This project is led by Lancaster University’s Management School with collaborators from the University of Exeter. It uses prediction markets, with expert participants, to forecast climate-related risks.
Duration of the Project: 2025-2027.
Background
Accurate predictions of climate are needed by governments designing policies to mitigate climate change, decision makers planning adaptations to climate change, and financial institutions assessing their exposure to climate-related risks. Forecasting climate requires knowledge from a wide range of disciplines, such as meteorology and oceanography to predict climate in light of future concentrations of greenhouse gases (GHGs), as well as economics and social sciences to help predict what those concentrations might be. Some of this disparate expertise is codified in coupled general circulation models (CGCMs) but much is not. Also, CGCMs are now being joined by other modelling approaches, such as AI-based techniques. Synthesizing all this disparate interdisciplinary activity into actionable forecasts is a major challenge which CRUCIAL intends to tackle using purpose-built prediction markets with expert participants.
Objectives
- To recruit collaborating research groups with expertise relevant to climate forecasting, both in physical and social sciences.
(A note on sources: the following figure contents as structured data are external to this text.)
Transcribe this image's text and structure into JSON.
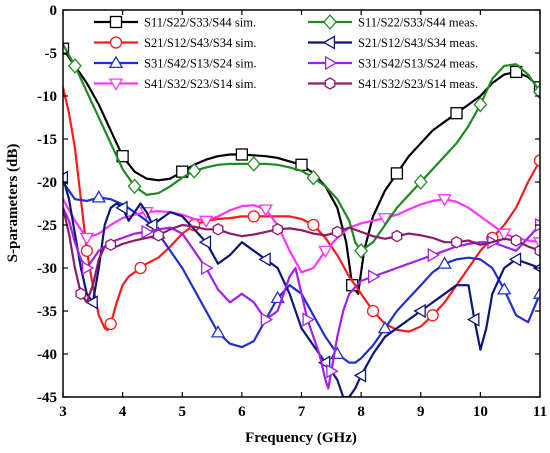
{
  "chart_data": {
    "type": "line",
    "xlabel": "Frequency (GHz)",
    "ylabel": "S-parameters (dB)",
    "xlim": [
      3,
      11
    ],
    "ylim": [
      -45,
      0
    ],
    "xticks": [
      3,
      4,
      5,
      6,
      7,
      8,
      9,
      10,
      11
    ],
    "yticks": [
      0,
      -5,
      -10,
      -15,
      -20,
      -25,
      -30,
      -35,
      -40,
      -45
    ],
    "grid": false,
    "legend_position": "top",
    "series": [
      {
        "name": "S11/S22/S33/S44 sim.",
        "color": "#000000",
        "marker": "square",
        "x": [
          3,
          3.2,
          3.4,
          3.6,
          3.8,
          4.0,
          4.2,
          4.4,
          4.6,
          4.8,
          5.0,
          5.2,
          5.4,
          5.6,
          5.8,
          6.0,
          6.2,
          6.4,
          6.6,
          6.8,
          7.0,
          7.2,
          7.4,
          7.6,
          7.75,
          7.85,
          7.95,
          8.05,
          8.2,
          8.4,
          8.6,
          8.8,
          9.0,
          9.2,
          9.4,
          9.6,
          9.8,
          10.0,
          10.2,
          10.4,
          10.6,
          10.8,
          11.0
        ],
        "y": [
          -4.5,
          -6.5,
          -8.5,
          -11,
          -14,
          -17,
          -18.8,
          -19.6,
          -19.8,
          -19.6,
          -18.8,
          -18,
          -17.4,
          -17,
          -16.8,
          -16.8,
          -16.9,
          -17,
          -17.2,
          -17.6,
          -18,
          -19,
          -20.5,
          -23,
          -27,
          -32,
          -33,
          -28,
          -24,
          -21,
          -19,
          -17,
          -15.5,
          -14,
          -13,
          -12,
          -11,
          -10,
          -8.5,
          -7.5,
          -7.2,
          -7.8,
          -9
        ]
      },
      {
        "name": "S21/S12/S43/S34 sim.",
        "color": "#ff1a1a",
        "marker": "circle",
        "x": [
          3,
          3.1,
          3.2,
          3.3,
          3.4,
          3.5,
          3.6,
          3.7,
          3.75,
          3.8,
          3.9,
          4.0,
          4.1,
          4.2,
          4.3,
          4.4,
          4.6,
          4.8,
          5.0,
          5.2,
          5.4,
          5.6,
          5.8,
          6.0,
          6.2,
          6.4,
          6.6,
          6.8,
          7.0,
          7.2,
          7.4,
          7.6,
          7.8,
          8.0,
          8.2,
          8.4,
          8.6,
          8.8,
          9.0,
          9.2,
          9.4,
          9.6,
          9.8,
          10.0,
          10.2,
          10.4,
          10.6,
          10.8,
          11.0
        ],
        "y": [
          -9,
          -12,
          -16,
          -22,
          -28,
          -32,
          -35.5,
          -37,
          -37.2,
          -36.5,
          -34,
          -32,
          -31,
          -30.5,
          -30,
          -29.5,
          -28.8,
          -27.5,
          -26,
          -25,
          -24.5,
          -24.3,
          -24.2,
          -24,
          -24,
          -24,
          -24,
          -24,
          -24.3,
          -25,
          -26.5,
          -28.5,
          -31,
          -33,
          -35,
          -36.5,
          -37.2,
          -37.4,
          -36.8,
          -35.5,
          -34,
          -32,
          -30,
          -28,
          -26.5,
          -25,
          -23,
          -20,
          -17.5
        ]
      },
      {
        "name": "S31/S42/S13/S24 sim.",
        "color": "#1f2fd0",
        "marker": "triangle-up",
        "x": [
          3,
          3.2,
          3.4,
          3.6,
          3.8,
          4.0,
          4.2,
          4.4,
          4.6,
          4.8,
          5.0,
          5.2,
          5.4,
          5.6,
          5.8,
          6.0,
          6.2,
          6.4,
          6.6,
          6.8,
          7.0,
          7.2,
          7.4,
          7.6,
          7.8,
          7.9,
          8.0,
          8.2,
          8.4,
          8.6,
          8.8,
          9.0,
          9.2,
          9.4,
          9.6,
          9.8,
          10.0,
          10.2,
          10.4,
          10.6,
          10.8,
          11.0
        ],
        "y": [
          -20,
          -22,
          -22.2,
          -21.8,
          -22,
          -22.6,
          -23.5,
          -24.5,
          -26,
          -28,
          -30,
          -32.5,
          -35,
          -37.5,
          -38.8,
          -39.2,
          -38.5,
          -36,
          -33.5,
          -32,
          -33,
          -35.5,
          -38,
          -40,
          -41,
          -41,
          -40.5,
          -39,
          -37,
          -35,
          -33.5,
          -32,
          -30.5,
          -29.5,
          -29,
          -28.8,
          -29,
          -30,
          -32.5,
          -35.5,
          -36.3,
          -33
        ]
      },
      {
        "name": "S41/S32/S23/S14 sim.",
        "color": "#ff33ff",
        "marker": "triangle-down",
        "x": [
          3,
          3.2,
          3.4,
          3.6,
          3.8,
          4.0,
          4.2,
          4.4,
          4.6,
          4.8,
          5.0,
          5.2,
          5.4,
          5.6,
          5.8,
          6.0,
          6.2,
          6.4,
          6.6,
          6.8,
          7.0,
          7.2,
          7.4,
          7.6,
          7.8,
          8.0,
          8.2,
          8.4,
          8.6,
          8.8,
          9.0,
          9.2,
          9.4,
          9.6,
          9.8,
          10.0,
          10.2,
          10.4,
          10.6,
          10.8,
          11.0
        ],
        "y": [
          -22,
          -24.5,
          -26.5,
          -26,
          -25,
          -24.2,
          -23.8,
          -23.5,
          -23.4,
          -23.5,
          -23.8,
          -24.3,
          -24.5,
          -24,
          -23.3,
          -22.8,
          -22.7,
          -23.2,
          -25,
          -28,
          -30.5,
          -30,
          -28,
          -26.5,
          -25.3,
          -24.8,
          -24.5,
          -24.2,
          -23.8,
          -23.2,
          -22.6,
          -22.2,
          -22,
          -22.3,
          -23,
          -24,
          -25,
          -26,
          -26.5,
          -26.8,
          -27
        ]
      },
      {
        "name": "S11/S22/S33/S44 meas.",
        "color": "#1f8a1f",
        "marker": "diamond",
        "x": [
          3,
          3.2,
          3.4,
          3.6,
          3.8,
          4.0,
          4.2,
          4.4,
          4.6,
          4.8,
          5.0,
          5.2,
          5.4,
          5.6,
          5.8,
          6.0,
          6.2,
          6.4,
          6.6,
          6.8,
          7.0,
          7.2,
          7.4,
          7.6,
          7.8,
          7.9,
          8.0,
          8.2,
          8.4,
          8.6,
          8.8,
          9.0,
          9.2,
          9.4,
          9.6,
          9.8,
          10.0,
          10.2,
          10.4,
          10.6,
          10.8,
          11.0
        ],
        "y": [
          -4,
          -6.5,
          -9.5,
          -12.5,
          -15.5,
          -18.5,
          -20.5,
          -21.5,
          -21.3,
          -20.5,
          -19.5,
          -18.7,
          -18.3,
          -18,
          -17.9,
          -17.9,
          -17.9,
          -17.9,
          -18,
          -18.3,
          -18.7,
          -19.5,
          -20.5,
          -22,
          -24.5,
          -27,
          -28,
          -27,
          -25,
          -23,
          -21.5,
          -20,
          -18.5,
          -17,
          -15.5,
          -13.5,
          -11,
          -8,
          -6.5,
          -6.3,
          -7.5,
          -9.5
        ]
      },
      {
        "name": "S21/S12/S43/S34 meas.",
        "color": "#0a1578",
        "marker": "triangle-left",
        "x": [
          3,
          3.1,
          3.2,
          3.3,
          3.4,
          3.5,
          3.6,
          3.7,
          3.8,
          3.9,
          4.0,
          4.1,
          4.2,
          4.3,
          4.4,
          4.5,
          4.6,
          4.8,
          5.0,
          5.2,
          5.4,
          5.6,
          5.8,
          6.0,
          6.2,
          6.4,
          6.6,
          6.8,
          7.0,
          7.2,
          7.4,
          7.6,
          7.7,
          7.8,
          7.9,
          8.0,
          8.2,
          8.4,
          8.6,
          8.8,
          9.0,
          9.2,
          9.4,
          9.6,
          9.8,
          9.9,
          10.0,
          10.1,
          10.2,
          10.4,
          10.6,
          10.8,
          11.0
        ],
        "y": [
          -19.5,
          -22,
          -26,
          -30,
          -33,
          -34,
          -30,
          -25,
          -23,
          -22.5,
          -23,
          -24.5,
          -23.5,
          -22.5,
          -23.5,
          -25,
          -24.5,
          -23.5,
          -24,
          -25.5,
          -27,
          -29.5,
          -28.5,
          -27,
          -28,
          -29,
          -30,
          -33,
          -37,
          -39,
          -41,
          -43,
          -45,
          -45,
          -44,
          -42.5,
          -40,
          -38,
          -37,
          -36,
          -35,
          -34,
          -33,
          -32,
          -32,
          -36,
          -39.5,
          -37,
          -33,
          -30,
          -29,
          -29.5,
          -30
        ]
      },
      {
        "name": "S31/S42/S13/S24 meas.",
        "color": "#a020f0",
        "marker": "triangle-right",
        "x": [
          3,
          3.1,
          3.2,
          3.3,
          3.4,
          3.6,
          3.8,
          4.0,
          4.2,
          4.4,
          4.6,
          4.8,
          5.0,
          5.2,
          5.4,
          5.6,
          5.8,
          6.0,
          6.2,
          6.4,
          6.6,
          6.8,
          6.9,
          7.0,
          7.1,
          7.2,
          7.3,
          7.4,
          7.45,
          7.5,
          7.6,
          7.7,
          7.8,
          8.0,
          8.2,
          8.4,
          8.6,
          8.8,
          9.0,
          9.2,
          9.4,
          9.6,
          9.8,
          10.0,
          10.2,
          10.4,
          10.6,
          10.8,
          11.0
        ],
        "y": [
          -23,
          -24.5,
          -27,
          -29,
          -30,
          -28,
          -27,
          -26.5,
          -26,
          -25.8,
          -25.5,
          -25.3,
          -26,
          -28,
          -30,
          -32.5,
          -34,
          -33,
          -34,
          -36,
          -35,
          -31,
          -30,
          -33,
          -36,
          -38,
          -40,
          -43,
          -44,
          -42,
          -38,
          -35,
          -33,
          -31.5,
          -31,
          -30.5,
          -30,
          -29.5,
          -29,
          -28.5,
          -28,
          -27.5,
          -27.2,
          -27,
          -27,
          -27.5,
          -28,
          -26.5,
          -25
        ]
      },
      {
        "name": "S41/S32/S23/S14 meas.",
        "color": "#8b1a6b",
        "marker": "hexagon",
        "x": [
          3,
          3.1,
          3.2,
          3.3,
          3.4,
          3.5,
          3.6,
          3.7,
          3.8,
          3.9,
          4.0,
          4.2,
          4.4,
          4.6,
          4.8,
          5.0,
          5.2,
          5.4,
          5.6,
          5.8,
          6.0,
          6.2,
          6.4,
          6.6,
          6.8,
          7.0,
          7.2,
          7.4,
          7.6,
          7.8,
          8.0,
          8.2,
          8.4,
          8.6,
          8.8,
          9.0,
          9.2,
          9.4,
          9.6,
          9.8,
          10.0,
          10.2,
          10.4,
          10.6,
          10.8,
          11.0
        ],
        "y": [
          -23,
          -26,
          -30,
          -33,
          -34,
          -32,
          -29,
          -27.5,
          -27.3,
          -27.5,
          -27.2,
          -26.8,
          -26.5,
          -26.2,
          -25.5,
          -25,
          -25.2,
          -25.5,
          -25.5,
          -26,
          -26.3,
          -26.1,
          -25.8,
          -25.5,
          -25.4,
          -25.6,
          -26,
          -26.2,
          -25.8,
          -25.3,
          -25.8,
          -26.3,
          -26.6,
          -26.3,
          -26,
          -26.2,
          -26.5,
          -27,
          -27,
          -26.8,
          -27.3,
          -27,
          -26.6,
          -26.8,
          -27.5,
          -28
        ]
      }
    ]
  }
}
- To establish preliminary prediction markets for climate-related risks to introduce the research groups to how the markets work.
- To form a steering group of potential forecast users to advise on the topics of markets.
- To create joint-outcome prediction markets (e.g., to simultaneously predict GHG concentrations and global temperature anomalies).
- To develop methods to translate prices in the joint-outcome markets to probabilities of different climate/emission scenarios widely used for climate adaptation planning.
- To establish a platform for running long-range prediction markets, with time horizons of years to decades, sponsored by organizations who need the long-range climate predictions that the markets can produce.
Fields of Research
Climate science, prediction markets, behavioural economics.
Kim Kaivanto
Kim Kaivanto is a Senior Lecturer in Economics and the Director of the MSc in Money, Banking and Finance at Lancaster University’s Management School (LUMS). Before joining LUMS he held fellowships at the Eitan Berglas School of Economics and Warwick Business School, from where he received his PhD. Kim's research interests are theoretical and descriptive models of decision making and behaviour under risk and uncertainty. He has applied his expertise to problems such investor sentiment, security behaviour, civil aerospace R&D support schemes, aviation slot allocation and CO₂ emissions, venture capital, the exploitation of social science research. He has also advised the banking sector on climate risk exposure.
Mark Roulston
Mark led the development of the AGORA prediction market platform while at investment firm Winton Group, where he worked for a decade, and at Hivemind, a technology company spun-out from Winton in 2018. He has a PhD in planetary science from Caltech for a thesis on the predictability of El Niño and he continued research on climate predictability at Oxford and Pennsylvania State Universities before working at the UK Met Office, prior to joining Winton. At Winton he led the integration of weather and climate information into quantitative trading strategies.